What about the techniques that you don’t know? You’ll have to learn them on the fly and integrate them into the project. This is actually hard to do, because learning a new technique will slow you down. Learning a new technique while you’re working on your project will dramatically reduce your effectiveness and slow down the project’s progress. That’s why I recommend that you mostly learn and practice techniques outside the context of project work. To rapidly learn and master your tools, should be learning and practicing your toolkit regularly and separate from your projects.

But again, if you begin a project and realize that there are a few necessary techniques that you don’t know, that’s fine. In fact, it’s good. It tells you what your next steps are for your learning plan.

This invites a question though: What counts as a technique?

I actually think that the tidyverse’s modular structure gives us a good way of breaking things down. Individual tidyverse functions are a good way to dissect the project into different tools. In this scheme, I’d consider dplyr::mutate() to be one tool. dplyr::arrange() would be another. Among the ggplot2 techniques, you could consider geom_line() to be a single technique. Some of the intermediate tools like scale_fill_gradient() could also be considered separate techniques. Again, the tidyverse is highly modular, in that each function is a little functional module that does one thing. That being the case, you can treat these little, modular functions as units that you either know or don’t know when you evaluate a potential project.
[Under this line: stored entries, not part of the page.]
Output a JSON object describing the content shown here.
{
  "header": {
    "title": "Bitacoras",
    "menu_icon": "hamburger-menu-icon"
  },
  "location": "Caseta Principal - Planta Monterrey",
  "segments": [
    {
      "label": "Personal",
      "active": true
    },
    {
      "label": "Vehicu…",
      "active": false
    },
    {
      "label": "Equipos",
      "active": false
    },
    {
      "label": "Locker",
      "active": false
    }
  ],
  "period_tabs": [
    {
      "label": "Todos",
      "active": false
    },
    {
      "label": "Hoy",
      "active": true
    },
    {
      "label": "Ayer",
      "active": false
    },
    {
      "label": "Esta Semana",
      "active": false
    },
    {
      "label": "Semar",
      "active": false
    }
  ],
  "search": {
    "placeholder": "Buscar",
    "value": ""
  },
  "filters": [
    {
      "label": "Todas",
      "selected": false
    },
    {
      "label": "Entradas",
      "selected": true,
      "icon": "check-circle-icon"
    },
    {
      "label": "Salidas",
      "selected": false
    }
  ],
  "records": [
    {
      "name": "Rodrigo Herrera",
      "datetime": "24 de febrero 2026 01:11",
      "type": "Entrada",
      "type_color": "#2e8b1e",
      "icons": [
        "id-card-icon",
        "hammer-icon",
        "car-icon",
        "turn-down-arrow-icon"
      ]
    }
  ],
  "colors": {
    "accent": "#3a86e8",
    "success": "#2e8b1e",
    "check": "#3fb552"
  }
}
So to restate, here’s a good rule of thumb: when you start a project, you should already know about 90% of the techniques (and the remaining 10% will force you to stretch your skill).

If it feels too easy, choose something harder

Having said that, if you evaluate a project, and it seems too easy, then try to find something harder. You want to push yourself just a little.

For example, if you’ve been a data scientist for a year or two, and you’ve made a few hundred bar charts and line charts, then choosing a project that uses only the basic tools might be little too easy for you. If that’s the case, try to find something that is just a little out of our comfort zone.

Again, it’s like weight lifting: you need to add a little weight to the bar every week in order to get strong. If the weight on the bar is so easy that you can do a couple dozen repetitions, it’s too light. You need something more difficult.

If you look at a potential project, and you know you’ve done something very similar many times before, choose something more difficult.

Projects are part of a larger process of systematic learning

If you use projects the right way, then they are a critical part of a much larger scheme of highly systematic learning.

In this post, I dropped some hints, but here I’ll be more explicit: to rapidly learn and master data science, you need to be systematic. You need to be systematic in what you learn, when you learn it, and how you practice. High performers of all stripes know that relentless, systematic practice is the most effective way to learn a new skill.

Having said that, as I mentioned above, projects are an important part of a systematic learning plan because they help you integrate what you’ve already learned, they help you identify skill gaps, and they can push you beyond your comfort zone.

But whatever you do, don’t fall into the “jump in and build something” trap by trying to learn data science without a plan.